Surgical complications	Up to 7 years	Will be assessed using the Comprehensive Complication Index. Surgical complications will be summarized by treatment arm using frequencies and relative frequencies; where the overall complication rate will be estimated by treatment arm using 95% confidence intervals obtained by the Clopper-Pearson method.
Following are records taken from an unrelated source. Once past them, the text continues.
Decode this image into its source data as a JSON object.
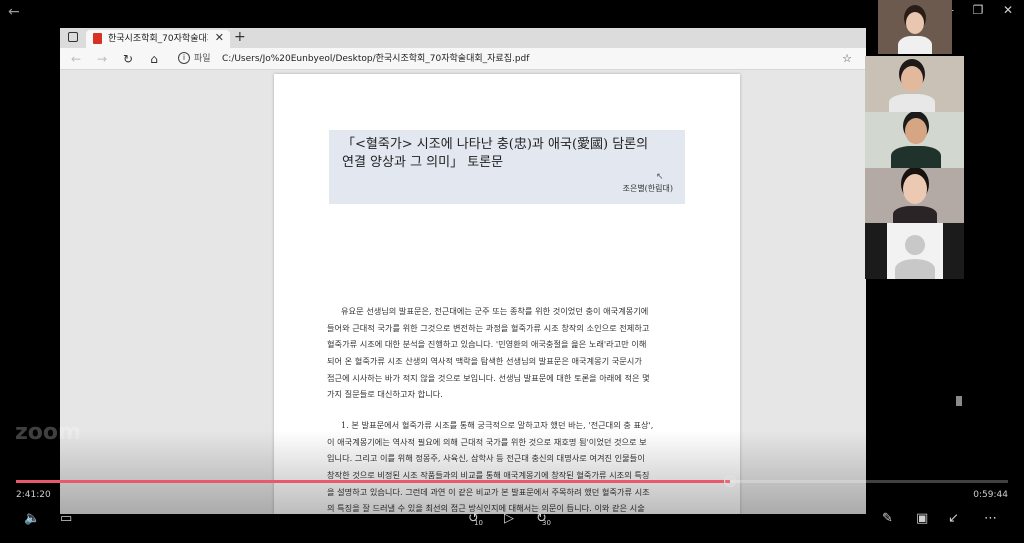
{
  "player": {
    "watermark": "zoom",
    "time_current": "2:41:20",
    "time_total": "0:59:44",
    "progress": 0.72,
    "skip_back": "10",
    "skip_forward": "30"
  },
  "browser": {
    "tab_title": "한국시조학회_70자학술대회_자",
    "url_scheme": "파일",
    "url": "C:/Users/Jo%20Eunbyeol/Desktop/한국시조학회_70자학술대회_자료집.pdf"
  },
  "document": {
    "title_line1": "「<혈죽가> 시조에 나타난 충(忠)과 애국(愛國) 담론의",
    "title_line2": "연결 양상과 그 의미」 토론문",
    "author": "조은별(한림대)",
    "paragraph1": [
      "유요문 선생님의 발표문은, 전근대에는 군주 또는 종착를 위한 것이었던 충이 애국계몽기에",
      "들어와 근대적 국가를 위한 그것으로 변전하는 과정을 혈죽가류 시조 창작의 소인으로 전제하고",
      "혈죽가류 시조에 대한 분석을 진행하고 있습니다. '민영환의 애국충절을 읊은 노래'라고만 이해",
      "되어 온 혈죽가류 시조 산생의 역사적 맥락을 탐색한 선생님의 발표문은 애국계몽기 국문시가",
      "접근에 시사하는 바가 적지 않을 것으로 보입니다. 선생님 발표문에 대한 토론을 아래에 적은 몇",
      "가지 질문들로 대신하고자 합니다."
    ],
    "paragraph2": [
      "1. 본 발표문에서 혈죽가류 시조를 통해 궁극적으로 말하고자 했던 바는, '전근대의 충 표상',",
      "이 애국계몽기에는 역사적 필요에 의해 근대적 국가를 위한 것으로 재호명 됨'이었던 것으로 보",
      "입니다. 그리고 이를 위해 정몽주, 사육신, 삼학사 등 전근대 충신의 대명사로 여겨진 인물들이",
      "창작한 것으로 비정된 시조 작품들과의 비교를 통해 애국계몽기에 창작된 혈죽가류 시조의 특징",
      "을 설명하고 있습니다. 그런데 과연 이 같은 비교가 본 발표문에서 주목하려 했던 혈죽가류 시조",
      "의 특징을 잘 드러낼 수 있을 최선의 접근 방식인지에 대해서는 의문이 듭니다. 이와 같은 시술"
    ]
  },
  "participants": [
    {
      "name": "participant-1",
      "bg": "#6d5a4f",
      "skin": "#e8c6b0",
      "hair": "#2a1d17",
      "shirt": "#f0f0f0"
    },
    {
      "name": "participant-2",
      "bg": "#c9c1b6",
      "skin": "#e2b99d",
      "hair": "#1e1a18",
      "shirt": "#e8e8e8"
    },
    {
      "name": "participant-3",
      "bg": "#d2d7d0",
      "skin": "#d6a584",
      "hair": "#1b1b1b",
      "shirt": "#20322c"
    },
    {
      "name": "participant-4",
      "bg": "#b3aaa6",
      "skin": "#ecc9b3",
      "hair": "#171210",
      "shirt": "#2a2426"
    }
  ],
  "colors": {
    "progress": "#e85a6b",
    "title_box": "#e2e7f0",
    "avatar_bg": "#f2f2f2",
    "avatar_fg": "#c8c8c8"
  }
}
Comparisons between the experimental arms and the control arm will be made using the Cochran-Mantel-Haenszel test.
Radiographic response (Arm 2 and 3)	Up to 7 years	Response will be assessed using Response Evaluation Criteria in Solid Tumors 1.1. Best response will be summarized by treatment arm using frequencies and relative frequencies; where the complete (CR) and objective response rates (CR + partial response) will be estimated using 95% confidence intervals obtained by the Clopper-Pearson method.
Incidence of acute adverse events	Up to 30 days from the last treatment	Assessed by Common Terminology Critiera for Adverse Events (CTCAE) version (v) 5.0. The overall (highest grade) acute toxicities will be summarized by treatment arm using frequencies and relative frequencies.